Last year, the U.S. 9th Circuit Court of Appeals vacated the death penalty sentence, ruling that Kayer did not have effective counsel and that his mental health issues were not considered in his sentence. On Monday, the U.S. Supreme Court reinstated the original death sentence.
The Supreme Court ruled 6-3 to reinstate Kayer’s sentence. All six Conservative justices made up the majority, three of whom are Trump appointments.
1995 Sexual assault at Harrah’s Laughlin
On Sunday, Las Vegas police arrested Enoch Jeremy Spina for a crime he committed a quarter century ago. According to the Las Vegas Review-Journal, in May 1995, a 17-year-old girl reported that she was sexually assaulted by a man in a room at Harrah’s Laughlin. She had attended a high school graduation party at the hotel and believes she was given a date rape drug. The girl did not remember the assault, but upon waking up, she determined that she had, in fact, been sexually assaulted.
was able to link his DNA to the crime
Police did not rule out Spina at the time, but they did not clear him, either. A 2019 investigation of sexual assault cold cases, however, was able to link his DNA to the crime.
Spina also seemed to admit to the assault in a 2010 Facebook message to the victim’s mother. He apologized and said he hoped she could forgive him.
Casino employee stole $315,000
Switching to a bit less awful crime, the United States Attorney for the District of Minnesota has charged a former employee of the Fortune Bay Resort & Casino with embezzlement and theft from a tribal organization. From June 2013 to October 2019, Jennifer Boutto allegedly stole over $315,000 from Fortune Bay, owned by the Bois Forte Band of Chippewa.

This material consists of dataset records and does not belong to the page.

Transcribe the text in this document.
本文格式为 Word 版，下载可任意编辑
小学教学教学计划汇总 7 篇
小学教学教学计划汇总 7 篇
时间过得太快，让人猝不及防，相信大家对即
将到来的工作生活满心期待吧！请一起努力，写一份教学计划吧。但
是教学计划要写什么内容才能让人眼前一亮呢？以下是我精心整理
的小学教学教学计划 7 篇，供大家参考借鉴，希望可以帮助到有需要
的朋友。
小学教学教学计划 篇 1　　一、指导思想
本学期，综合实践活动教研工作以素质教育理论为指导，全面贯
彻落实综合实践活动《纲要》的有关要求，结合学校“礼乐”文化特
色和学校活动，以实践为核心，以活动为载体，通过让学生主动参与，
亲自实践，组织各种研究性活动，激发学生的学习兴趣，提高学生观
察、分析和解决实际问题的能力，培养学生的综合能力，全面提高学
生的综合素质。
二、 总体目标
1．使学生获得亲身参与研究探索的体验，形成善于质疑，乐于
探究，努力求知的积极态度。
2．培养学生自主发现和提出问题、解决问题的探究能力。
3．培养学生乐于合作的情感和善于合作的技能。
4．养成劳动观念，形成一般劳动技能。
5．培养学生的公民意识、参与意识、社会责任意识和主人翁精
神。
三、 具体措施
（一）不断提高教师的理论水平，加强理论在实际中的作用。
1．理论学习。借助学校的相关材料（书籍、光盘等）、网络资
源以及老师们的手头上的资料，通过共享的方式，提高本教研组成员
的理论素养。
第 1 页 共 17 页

According to an employee of the Tower, Minnesota casino, Boutto is not a member of the Bois Forte tribe. She worked at the front-desk of the property. Neither Boutto, her attorney, nor the tribe have commented on the case.
Carson City drug bust
The Carson City Sheriff arrested two Bridgeport, California residents on Monday for, among other things, possession of controlled substances at a Carson City casino. Security called the sheriff’s office to report that a man had drugs on him, asking for help getting him off the property. Around 4am, the security officer woke the man, Jason Emery, who was sleeping in the casino. When he woke up, he dropped some belongings, including a baggie containing what appeared to be drugs.
When sheriff’s deputies arrived, they found Emery in a stall of the casino’s restroom, flushing objects down the toilet. Officers were not able to see what the objects were.
Officers arrested Emery, who claimed to not know of the baggie, but was found to also be in possession of other people’s credit cards. His girlfriend, Jonalyn Hernandez, was also arrested on outstanding warrants. When she was searched, officers found drug paraphernalia containing heroin residue.